「きたか」
兵士が手巾の上にのせて丁寧に持ってきたそれは、なにかの〝燃えカス〟だった。
リレーのバトンくらいの大きさで、形も棒状。
パッと見た感じでは薪の燃えカスのようであるが、にしては少し形が整いすぎている気がする。
煤(すす)だらけで真っ黒で、それがなにかはまったくわからなかったが、クロウはそれを見て控えめに微笑んだ。
「よく発見してくれた。一目見た限りではただの山火事で残された木の燃えカスとしか思えないだろうに」
「もったいないお言葉で」
兵士は見るからに嬉しそうに頬を緩ませると、弾むような足取りで残り火の捜索へと戻っていった。
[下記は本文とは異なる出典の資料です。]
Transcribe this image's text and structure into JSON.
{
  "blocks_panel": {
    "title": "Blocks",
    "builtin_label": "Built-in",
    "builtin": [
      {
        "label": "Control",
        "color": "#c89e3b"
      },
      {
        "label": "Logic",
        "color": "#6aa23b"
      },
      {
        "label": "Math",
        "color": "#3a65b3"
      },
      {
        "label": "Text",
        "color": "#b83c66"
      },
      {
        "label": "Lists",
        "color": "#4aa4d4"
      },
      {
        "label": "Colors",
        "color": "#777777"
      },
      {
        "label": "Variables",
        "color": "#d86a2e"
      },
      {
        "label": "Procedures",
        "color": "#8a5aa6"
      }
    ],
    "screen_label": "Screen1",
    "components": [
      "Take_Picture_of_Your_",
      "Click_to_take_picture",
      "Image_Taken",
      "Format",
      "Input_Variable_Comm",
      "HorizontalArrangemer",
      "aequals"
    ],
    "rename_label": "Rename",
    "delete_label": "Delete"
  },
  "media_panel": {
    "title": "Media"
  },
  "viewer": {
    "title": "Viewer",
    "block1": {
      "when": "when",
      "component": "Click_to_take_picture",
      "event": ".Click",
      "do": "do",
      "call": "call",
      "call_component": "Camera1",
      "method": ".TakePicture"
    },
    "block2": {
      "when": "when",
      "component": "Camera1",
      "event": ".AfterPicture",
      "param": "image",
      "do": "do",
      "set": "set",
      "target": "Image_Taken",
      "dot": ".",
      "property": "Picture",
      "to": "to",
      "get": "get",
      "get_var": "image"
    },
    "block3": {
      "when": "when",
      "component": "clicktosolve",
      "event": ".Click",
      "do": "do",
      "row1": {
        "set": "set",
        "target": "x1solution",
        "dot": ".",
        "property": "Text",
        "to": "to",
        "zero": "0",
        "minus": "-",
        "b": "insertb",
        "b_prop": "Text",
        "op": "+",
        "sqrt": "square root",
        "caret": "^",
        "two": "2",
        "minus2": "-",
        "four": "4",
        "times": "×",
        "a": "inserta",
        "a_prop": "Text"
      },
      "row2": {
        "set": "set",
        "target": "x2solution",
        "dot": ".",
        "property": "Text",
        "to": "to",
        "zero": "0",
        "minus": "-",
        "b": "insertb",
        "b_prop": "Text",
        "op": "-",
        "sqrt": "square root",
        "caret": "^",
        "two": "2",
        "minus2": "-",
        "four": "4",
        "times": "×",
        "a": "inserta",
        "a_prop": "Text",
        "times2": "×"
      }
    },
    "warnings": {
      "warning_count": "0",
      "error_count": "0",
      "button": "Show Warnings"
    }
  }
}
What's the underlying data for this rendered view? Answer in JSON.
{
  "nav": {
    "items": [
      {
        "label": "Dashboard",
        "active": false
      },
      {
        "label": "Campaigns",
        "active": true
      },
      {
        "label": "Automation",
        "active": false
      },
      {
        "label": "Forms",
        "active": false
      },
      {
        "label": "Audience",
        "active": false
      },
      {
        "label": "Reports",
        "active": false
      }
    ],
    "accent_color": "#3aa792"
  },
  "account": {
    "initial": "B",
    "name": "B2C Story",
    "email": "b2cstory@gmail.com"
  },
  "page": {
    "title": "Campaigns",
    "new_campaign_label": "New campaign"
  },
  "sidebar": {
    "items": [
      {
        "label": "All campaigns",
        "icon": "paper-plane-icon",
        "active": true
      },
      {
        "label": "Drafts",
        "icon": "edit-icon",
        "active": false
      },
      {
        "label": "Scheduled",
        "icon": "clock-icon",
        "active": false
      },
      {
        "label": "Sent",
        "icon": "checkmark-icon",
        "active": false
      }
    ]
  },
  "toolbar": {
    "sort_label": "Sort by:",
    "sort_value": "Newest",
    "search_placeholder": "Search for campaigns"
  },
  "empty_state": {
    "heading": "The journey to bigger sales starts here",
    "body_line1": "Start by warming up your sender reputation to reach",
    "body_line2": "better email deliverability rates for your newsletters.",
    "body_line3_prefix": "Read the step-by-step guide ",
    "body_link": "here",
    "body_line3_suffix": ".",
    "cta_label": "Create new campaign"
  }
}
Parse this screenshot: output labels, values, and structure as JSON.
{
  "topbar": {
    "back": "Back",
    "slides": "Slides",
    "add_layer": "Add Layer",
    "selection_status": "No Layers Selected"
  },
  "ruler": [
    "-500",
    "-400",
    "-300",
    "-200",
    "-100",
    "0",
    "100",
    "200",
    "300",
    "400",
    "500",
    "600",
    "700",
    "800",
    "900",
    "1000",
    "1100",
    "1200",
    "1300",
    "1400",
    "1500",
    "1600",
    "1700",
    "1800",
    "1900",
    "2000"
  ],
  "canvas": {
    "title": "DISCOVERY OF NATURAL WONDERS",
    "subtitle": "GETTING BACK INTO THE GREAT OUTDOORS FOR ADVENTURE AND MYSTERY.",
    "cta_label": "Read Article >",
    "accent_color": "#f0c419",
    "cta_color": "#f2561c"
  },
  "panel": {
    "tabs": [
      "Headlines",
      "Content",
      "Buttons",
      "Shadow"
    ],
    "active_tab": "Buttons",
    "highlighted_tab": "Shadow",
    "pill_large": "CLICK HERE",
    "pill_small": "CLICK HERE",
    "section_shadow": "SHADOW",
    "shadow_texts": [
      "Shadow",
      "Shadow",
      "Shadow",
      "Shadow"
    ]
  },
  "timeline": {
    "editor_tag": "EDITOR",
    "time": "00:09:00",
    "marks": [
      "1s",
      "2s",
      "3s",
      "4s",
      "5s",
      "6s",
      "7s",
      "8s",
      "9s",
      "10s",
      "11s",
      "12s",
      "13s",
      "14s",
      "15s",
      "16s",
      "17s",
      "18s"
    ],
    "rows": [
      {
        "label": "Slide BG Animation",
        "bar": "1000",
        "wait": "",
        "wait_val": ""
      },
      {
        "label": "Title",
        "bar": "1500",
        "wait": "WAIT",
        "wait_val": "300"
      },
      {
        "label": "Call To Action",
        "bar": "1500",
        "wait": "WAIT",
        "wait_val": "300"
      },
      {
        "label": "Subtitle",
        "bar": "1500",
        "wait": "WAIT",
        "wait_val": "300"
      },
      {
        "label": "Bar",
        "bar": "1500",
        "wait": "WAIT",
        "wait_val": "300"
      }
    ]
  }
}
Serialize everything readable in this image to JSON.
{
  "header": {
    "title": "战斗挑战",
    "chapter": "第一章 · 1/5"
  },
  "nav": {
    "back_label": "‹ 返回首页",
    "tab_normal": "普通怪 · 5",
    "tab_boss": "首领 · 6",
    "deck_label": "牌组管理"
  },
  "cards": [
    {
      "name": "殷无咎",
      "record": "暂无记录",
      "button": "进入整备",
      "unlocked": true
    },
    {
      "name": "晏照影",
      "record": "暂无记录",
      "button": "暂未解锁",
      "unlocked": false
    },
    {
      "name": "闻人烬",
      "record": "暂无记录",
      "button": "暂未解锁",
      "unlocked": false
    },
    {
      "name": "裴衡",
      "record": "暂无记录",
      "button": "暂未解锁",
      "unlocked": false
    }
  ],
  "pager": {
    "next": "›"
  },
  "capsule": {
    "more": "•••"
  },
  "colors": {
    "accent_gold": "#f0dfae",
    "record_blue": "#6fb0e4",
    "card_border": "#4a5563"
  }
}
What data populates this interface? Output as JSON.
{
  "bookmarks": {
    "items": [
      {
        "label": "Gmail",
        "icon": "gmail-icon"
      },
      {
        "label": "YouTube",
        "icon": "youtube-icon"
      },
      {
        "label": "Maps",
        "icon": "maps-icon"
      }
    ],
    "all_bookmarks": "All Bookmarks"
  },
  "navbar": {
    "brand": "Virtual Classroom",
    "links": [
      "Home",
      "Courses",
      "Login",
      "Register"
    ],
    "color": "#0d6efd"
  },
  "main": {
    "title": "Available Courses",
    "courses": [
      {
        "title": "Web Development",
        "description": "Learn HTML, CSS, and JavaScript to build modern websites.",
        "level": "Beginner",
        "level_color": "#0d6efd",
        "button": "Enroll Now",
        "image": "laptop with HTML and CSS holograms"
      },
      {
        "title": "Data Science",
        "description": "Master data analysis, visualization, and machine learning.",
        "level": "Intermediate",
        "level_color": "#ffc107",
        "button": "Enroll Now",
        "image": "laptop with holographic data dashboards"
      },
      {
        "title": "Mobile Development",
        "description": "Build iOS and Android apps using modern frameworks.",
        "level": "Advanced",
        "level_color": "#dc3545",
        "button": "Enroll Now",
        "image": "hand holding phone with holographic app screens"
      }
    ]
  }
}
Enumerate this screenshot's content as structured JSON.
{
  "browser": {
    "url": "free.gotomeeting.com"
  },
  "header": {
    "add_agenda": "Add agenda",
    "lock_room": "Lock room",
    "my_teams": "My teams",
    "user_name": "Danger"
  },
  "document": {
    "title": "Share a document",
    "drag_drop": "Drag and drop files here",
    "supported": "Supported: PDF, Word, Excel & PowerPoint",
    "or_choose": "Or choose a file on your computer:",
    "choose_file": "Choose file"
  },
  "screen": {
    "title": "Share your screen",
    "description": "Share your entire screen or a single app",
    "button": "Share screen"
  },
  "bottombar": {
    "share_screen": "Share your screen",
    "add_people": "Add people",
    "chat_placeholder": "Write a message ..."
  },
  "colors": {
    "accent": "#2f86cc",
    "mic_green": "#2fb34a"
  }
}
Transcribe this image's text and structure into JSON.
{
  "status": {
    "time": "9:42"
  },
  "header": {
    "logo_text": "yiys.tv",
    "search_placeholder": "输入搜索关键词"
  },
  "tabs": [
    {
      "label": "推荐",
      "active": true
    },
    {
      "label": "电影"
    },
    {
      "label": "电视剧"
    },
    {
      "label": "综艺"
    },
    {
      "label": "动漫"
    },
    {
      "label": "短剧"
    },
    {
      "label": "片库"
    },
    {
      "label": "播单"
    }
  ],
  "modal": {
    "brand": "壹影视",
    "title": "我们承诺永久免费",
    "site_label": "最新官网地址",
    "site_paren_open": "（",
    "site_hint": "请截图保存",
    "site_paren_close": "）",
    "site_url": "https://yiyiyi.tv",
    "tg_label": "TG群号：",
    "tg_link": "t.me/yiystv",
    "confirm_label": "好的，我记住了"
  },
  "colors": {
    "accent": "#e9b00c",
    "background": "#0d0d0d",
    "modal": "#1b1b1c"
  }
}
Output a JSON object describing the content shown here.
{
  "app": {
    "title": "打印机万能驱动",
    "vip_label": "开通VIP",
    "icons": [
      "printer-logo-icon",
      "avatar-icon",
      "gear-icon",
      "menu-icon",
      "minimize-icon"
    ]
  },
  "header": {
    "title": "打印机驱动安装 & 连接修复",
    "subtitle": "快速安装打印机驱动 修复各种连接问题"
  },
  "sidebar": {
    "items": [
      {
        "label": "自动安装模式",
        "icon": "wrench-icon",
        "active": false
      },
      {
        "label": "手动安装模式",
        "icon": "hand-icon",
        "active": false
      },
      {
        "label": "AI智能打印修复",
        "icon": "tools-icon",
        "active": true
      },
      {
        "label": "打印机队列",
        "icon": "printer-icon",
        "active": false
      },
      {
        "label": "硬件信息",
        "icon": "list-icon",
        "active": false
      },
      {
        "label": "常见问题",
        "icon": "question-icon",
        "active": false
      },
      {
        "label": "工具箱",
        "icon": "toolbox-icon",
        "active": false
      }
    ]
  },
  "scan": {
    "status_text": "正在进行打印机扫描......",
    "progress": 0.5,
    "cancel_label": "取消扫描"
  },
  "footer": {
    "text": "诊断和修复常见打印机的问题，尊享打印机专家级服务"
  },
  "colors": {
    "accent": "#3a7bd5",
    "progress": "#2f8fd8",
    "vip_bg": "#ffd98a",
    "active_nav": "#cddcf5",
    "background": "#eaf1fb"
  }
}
あのクロウに褒められたら、誰だってああやって喜んでしまうよなとアウルも共感する。
ともあれ話を戻す。
「クロウおにいしゃま、それなーに?」
「まだおそらくとしか言えないが、魔道具の残骸だろうな」
「えっ、まどーぐ?」
とてもそんなものには見えず怪訝な顔をしてしまった。
クロウにはこれが、火事現場に残されていたただの燃えカスではなく、魔道具の残骸に見えるようだ。
どう見ても焼け焦げたリレーバトンだけれど。
「至る所での同時発火と聞いてから、此度の被害は魔道具によるものではないかと考えた。だからほんのわずかにでも魔力の気配を感じるものがないか、残り火の確認のついでに兵たちに捜してもらったというわけだ」
「まりょくのけはい……」
ムムムッと集中して燃えカスを見つめてみる。